Martín, decidido a esperar a Rotondo, y curioso al mismo tiempo por ver al misterioso personaje de quien la viuda del ilustre mártir del Rosellón le hablaba, subió precedido por ésta. Los peldaños de la escalera, cediendo al peso de los pies, crujían y chillaban en discordante sinfonía; los restos de un artesonado, que se caía pieza a pieza, mostraban que aquella mansión había sido suntuosa allá por los tiempos en que el Sr. D. Felipe V vino a España, y alguna vieja, descolorida e informe pintura, conservada aún en la pared, demostraba que las artes no eran extrañas a los que allí vivieron. Muriel atravesó un largo pasillo donde el mal olor de las húmedas y olvidadas habitaciones producía gran molestia, y al fin llegaron. La vieja se paró ante una puerta, y permitiéndose una sonrisa, en que se unían groseramente la burla y la conmiseración, señaló adentro, indicando al joven que entrara. Detúvose Martín, miró al interior, y vio en el centro de espaciosa sala a un viejo que, sentado junto a una mesa y violentamente encorvado, escribía, expresando gran exaltación. El cuarto no podía estar más en armonía con el personaje: espesa capa de polvo cubría el suelo y los objetos, y todo allí era confusión y desorden. Disformes y mutilados muebles se veían colocados en un testero; mugrientas ropas cubrían un jergón puesto sobre tablas, y algunas armas rotas y mohosas yacían en un rincón en compañía de un arpa vieja y de unos vasos de tosco barro. Muchos papeles y legajos cubrían parte del suelo, lo mismo que la mesa, cargada también con el peso de varios libros y de un tintero en que mojaba su pluma con frenética actividad el extraño habitador, de aquel tugurio.

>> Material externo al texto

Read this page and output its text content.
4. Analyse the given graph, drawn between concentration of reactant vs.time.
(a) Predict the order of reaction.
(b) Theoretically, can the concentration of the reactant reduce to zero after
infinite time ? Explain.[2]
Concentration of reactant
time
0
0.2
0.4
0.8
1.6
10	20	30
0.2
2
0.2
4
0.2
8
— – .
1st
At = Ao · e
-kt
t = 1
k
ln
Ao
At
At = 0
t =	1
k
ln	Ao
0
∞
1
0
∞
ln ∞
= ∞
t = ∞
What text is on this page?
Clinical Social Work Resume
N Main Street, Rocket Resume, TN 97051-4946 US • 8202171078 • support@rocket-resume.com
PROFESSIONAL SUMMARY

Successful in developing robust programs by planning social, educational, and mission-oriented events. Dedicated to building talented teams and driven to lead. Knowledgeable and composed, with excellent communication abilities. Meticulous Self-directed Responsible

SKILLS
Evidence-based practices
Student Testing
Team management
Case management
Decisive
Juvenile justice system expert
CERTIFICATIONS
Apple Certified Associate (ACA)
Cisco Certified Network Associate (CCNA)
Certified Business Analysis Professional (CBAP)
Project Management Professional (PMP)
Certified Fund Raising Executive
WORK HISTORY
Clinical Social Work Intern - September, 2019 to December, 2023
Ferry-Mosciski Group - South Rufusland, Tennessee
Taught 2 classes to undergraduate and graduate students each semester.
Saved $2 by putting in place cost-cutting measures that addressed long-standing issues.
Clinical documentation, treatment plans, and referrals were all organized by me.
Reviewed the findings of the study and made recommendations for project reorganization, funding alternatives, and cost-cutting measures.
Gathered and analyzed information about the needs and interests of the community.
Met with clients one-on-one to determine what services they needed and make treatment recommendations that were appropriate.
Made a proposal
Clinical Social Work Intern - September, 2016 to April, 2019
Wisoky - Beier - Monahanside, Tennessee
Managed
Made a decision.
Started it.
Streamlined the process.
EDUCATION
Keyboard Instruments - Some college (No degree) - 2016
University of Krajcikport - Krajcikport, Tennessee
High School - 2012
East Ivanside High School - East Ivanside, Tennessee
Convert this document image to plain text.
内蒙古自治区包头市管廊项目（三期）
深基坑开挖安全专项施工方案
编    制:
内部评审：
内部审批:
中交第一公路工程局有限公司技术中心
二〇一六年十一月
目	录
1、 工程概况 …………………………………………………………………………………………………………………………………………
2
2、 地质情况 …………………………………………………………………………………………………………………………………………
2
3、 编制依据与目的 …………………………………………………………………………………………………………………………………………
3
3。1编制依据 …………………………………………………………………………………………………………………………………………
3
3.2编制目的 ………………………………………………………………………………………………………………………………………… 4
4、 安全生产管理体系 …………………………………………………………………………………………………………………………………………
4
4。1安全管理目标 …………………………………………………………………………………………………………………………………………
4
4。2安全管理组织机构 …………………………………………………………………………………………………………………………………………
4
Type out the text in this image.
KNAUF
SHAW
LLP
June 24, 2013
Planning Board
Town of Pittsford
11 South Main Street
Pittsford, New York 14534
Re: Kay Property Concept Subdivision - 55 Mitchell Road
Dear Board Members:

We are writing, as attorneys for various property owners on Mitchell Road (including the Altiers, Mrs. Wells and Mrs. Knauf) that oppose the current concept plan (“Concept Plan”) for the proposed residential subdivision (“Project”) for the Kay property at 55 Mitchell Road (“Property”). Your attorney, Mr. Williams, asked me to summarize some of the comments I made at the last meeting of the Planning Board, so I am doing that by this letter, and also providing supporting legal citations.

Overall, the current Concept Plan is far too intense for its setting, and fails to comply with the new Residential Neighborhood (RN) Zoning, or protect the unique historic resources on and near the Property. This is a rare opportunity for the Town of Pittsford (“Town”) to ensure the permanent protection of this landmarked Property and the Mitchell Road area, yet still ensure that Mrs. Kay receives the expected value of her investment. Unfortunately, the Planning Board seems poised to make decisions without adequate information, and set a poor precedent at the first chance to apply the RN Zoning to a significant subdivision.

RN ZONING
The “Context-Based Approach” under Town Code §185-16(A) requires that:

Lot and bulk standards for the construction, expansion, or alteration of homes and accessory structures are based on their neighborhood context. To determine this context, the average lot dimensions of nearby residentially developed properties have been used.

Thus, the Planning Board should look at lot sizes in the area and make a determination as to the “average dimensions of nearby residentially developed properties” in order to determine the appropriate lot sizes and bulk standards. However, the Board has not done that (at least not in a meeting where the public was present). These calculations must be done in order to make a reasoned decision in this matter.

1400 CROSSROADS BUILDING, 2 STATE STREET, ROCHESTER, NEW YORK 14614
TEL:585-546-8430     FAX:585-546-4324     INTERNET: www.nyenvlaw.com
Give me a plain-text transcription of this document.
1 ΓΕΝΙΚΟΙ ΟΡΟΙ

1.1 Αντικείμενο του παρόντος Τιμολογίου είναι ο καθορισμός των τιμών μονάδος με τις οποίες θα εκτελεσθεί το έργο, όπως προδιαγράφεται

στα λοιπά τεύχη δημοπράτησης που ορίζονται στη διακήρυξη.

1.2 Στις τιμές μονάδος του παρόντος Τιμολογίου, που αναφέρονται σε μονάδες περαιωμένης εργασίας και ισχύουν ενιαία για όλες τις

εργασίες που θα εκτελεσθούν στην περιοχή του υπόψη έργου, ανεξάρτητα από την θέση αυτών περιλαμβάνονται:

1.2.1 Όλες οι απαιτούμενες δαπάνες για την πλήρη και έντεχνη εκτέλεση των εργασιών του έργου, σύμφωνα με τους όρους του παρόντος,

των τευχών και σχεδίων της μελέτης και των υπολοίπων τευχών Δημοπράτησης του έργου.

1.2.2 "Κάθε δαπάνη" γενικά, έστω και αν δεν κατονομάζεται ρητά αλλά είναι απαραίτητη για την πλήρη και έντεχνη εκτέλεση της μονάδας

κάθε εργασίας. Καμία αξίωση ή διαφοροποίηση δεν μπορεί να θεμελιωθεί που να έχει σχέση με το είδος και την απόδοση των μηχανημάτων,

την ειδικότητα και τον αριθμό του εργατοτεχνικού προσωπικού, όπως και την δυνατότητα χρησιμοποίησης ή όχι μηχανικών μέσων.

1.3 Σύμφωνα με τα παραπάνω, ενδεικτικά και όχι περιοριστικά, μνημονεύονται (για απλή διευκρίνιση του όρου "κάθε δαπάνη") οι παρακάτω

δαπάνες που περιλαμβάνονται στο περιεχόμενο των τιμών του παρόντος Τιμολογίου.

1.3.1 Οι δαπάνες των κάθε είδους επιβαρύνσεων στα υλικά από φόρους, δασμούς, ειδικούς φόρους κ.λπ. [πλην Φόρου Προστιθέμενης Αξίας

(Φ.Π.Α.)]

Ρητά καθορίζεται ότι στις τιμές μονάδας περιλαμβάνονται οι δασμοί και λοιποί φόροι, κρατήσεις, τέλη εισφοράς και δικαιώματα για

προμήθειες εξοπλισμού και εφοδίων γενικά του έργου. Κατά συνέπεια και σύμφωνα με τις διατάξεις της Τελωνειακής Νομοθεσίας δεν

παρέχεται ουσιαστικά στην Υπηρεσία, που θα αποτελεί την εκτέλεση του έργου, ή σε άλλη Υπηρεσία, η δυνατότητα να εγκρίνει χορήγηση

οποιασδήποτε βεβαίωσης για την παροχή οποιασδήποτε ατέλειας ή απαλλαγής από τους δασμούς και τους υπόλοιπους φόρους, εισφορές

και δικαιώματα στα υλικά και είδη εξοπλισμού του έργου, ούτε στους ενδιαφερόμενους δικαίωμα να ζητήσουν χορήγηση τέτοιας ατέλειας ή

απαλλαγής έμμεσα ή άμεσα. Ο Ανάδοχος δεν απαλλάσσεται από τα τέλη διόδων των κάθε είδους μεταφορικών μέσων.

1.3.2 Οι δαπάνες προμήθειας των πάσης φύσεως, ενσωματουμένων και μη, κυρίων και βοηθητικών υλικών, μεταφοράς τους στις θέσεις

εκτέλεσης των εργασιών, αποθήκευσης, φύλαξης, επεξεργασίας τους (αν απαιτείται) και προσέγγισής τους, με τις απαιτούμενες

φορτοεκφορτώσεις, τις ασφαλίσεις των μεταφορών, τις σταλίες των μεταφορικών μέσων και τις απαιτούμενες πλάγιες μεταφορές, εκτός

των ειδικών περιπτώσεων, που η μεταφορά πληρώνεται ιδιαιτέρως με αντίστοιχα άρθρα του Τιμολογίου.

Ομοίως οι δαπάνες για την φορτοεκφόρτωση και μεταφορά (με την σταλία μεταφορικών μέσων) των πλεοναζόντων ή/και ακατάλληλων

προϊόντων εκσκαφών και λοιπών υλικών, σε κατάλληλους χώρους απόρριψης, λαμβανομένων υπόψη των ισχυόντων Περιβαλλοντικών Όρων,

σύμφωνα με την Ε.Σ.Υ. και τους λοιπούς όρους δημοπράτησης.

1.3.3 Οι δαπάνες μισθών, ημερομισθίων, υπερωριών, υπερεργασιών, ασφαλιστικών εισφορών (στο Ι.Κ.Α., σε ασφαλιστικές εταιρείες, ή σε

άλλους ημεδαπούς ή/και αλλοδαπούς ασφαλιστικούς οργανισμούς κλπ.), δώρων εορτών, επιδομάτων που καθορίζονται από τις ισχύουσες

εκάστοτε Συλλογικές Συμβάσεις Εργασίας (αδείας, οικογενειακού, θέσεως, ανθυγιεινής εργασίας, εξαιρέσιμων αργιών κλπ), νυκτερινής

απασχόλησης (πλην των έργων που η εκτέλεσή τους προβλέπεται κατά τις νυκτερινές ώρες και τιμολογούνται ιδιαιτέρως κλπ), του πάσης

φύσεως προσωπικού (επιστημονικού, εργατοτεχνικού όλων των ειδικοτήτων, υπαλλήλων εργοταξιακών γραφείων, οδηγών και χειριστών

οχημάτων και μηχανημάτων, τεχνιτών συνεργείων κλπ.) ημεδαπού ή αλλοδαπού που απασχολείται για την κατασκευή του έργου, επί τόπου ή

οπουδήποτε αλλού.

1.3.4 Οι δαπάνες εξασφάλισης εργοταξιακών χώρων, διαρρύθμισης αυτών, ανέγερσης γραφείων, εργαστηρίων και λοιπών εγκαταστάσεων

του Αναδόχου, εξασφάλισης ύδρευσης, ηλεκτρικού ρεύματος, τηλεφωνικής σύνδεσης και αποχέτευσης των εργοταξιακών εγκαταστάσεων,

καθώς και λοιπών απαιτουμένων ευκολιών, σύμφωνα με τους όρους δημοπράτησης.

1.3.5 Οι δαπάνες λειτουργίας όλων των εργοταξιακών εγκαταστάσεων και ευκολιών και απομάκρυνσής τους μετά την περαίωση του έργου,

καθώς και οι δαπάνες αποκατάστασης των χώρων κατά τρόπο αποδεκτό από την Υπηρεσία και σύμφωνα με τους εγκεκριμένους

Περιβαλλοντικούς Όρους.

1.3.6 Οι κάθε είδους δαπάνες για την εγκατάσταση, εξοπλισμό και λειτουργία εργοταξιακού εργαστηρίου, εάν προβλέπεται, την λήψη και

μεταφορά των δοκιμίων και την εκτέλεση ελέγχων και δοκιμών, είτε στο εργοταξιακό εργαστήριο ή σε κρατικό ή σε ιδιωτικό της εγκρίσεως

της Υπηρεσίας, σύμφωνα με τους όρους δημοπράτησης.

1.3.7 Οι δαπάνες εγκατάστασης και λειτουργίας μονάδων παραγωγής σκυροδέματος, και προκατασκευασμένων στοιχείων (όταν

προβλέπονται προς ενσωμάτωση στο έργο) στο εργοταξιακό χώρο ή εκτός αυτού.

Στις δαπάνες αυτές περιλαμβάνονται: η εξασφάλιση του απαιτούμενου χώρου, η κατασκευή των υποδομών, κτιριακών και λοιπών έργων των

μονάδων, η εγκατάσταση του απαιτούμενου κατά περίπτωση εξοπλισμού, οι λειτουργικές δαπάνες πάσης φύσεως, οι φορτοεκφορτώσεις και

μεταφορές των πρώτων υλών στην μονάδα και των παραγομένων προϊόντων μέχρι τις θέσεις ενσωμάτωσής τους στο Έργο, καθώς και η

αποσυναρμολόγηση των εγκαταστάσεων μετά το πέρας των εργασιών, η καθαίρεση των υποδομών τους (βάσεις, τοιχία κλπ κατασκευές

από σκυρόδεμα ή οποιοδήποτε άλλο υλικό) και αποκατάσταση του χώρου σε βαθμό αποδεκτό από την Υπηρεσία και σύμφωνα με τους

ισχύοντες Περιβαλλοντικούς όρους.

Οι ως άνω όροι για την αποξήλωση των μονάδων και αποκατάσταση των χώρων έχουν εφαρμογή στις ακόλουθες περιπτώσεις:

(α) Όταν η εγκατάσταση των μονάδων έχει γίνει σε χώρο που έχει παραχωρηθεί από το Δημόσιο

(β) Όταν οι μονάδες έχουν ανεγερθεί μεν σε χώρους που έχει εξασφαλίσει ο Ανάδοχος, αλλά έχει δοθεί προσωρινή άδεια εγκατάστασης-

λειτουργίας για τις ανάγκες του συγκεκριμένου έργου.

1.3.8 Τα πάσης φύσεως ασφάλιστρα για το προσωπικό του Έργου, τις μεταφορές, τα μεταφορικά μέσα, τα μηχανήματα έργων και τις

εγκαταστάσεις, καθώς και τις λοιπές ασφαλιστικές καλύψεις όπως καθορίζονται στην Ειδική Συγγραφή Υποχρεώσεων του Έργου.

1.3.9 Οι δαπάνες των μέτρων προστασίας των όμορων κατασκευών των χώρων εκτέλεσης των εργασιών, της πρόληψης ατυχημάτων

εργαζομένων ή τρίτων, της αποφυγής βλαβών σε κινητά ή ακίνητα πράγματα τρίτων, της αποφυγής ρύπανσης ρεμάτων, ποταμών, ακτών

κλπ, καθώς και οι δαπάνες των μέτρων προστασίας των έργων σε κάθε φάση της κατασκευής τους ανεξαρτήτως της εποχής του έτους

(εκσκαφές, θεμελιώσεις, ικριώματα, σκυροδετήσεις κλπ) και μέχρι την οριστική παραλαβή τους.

Martín le observó antes de entrar: era un hombre de aspecto decrépito, flaco y apergaminado. Cubríase con una especie de sotana verdinegra y raída, que parecía ser su único traje, formando sobre sus carnes como una segunda piel, y en toda su persona revelaba un abandono que sólo en locos rematados pudiera ser permitido. Con mano trémula escribía sin cesar, mojando la pluma a cada instante, y siempre con el rostro tan inclinado sobre el papel, que la nariz y la péñola parecían trabajar de acuerdo en aquel borrajear infatigable. Murmuraba alguna vez voces ininteligibles, siempre sin interrumpirse, y al concluir una hoja del cuaderno en que escribía, la volvía sin cuidarse de secarla, y continuaba en su trabajo con precipitación febril. Ya hacía un momento que Martín le contemplaba, cuando volvió el rostro hacia la puerta, y exclamó con alegría:

—Mi querido Saint—Just. Al fin vienes. Entra, entra.

Quedose más absorto Muriel al oírse llamar de aquella manera; mas la voz y ademanes del pobre hombre no le infundieron temor, y entró.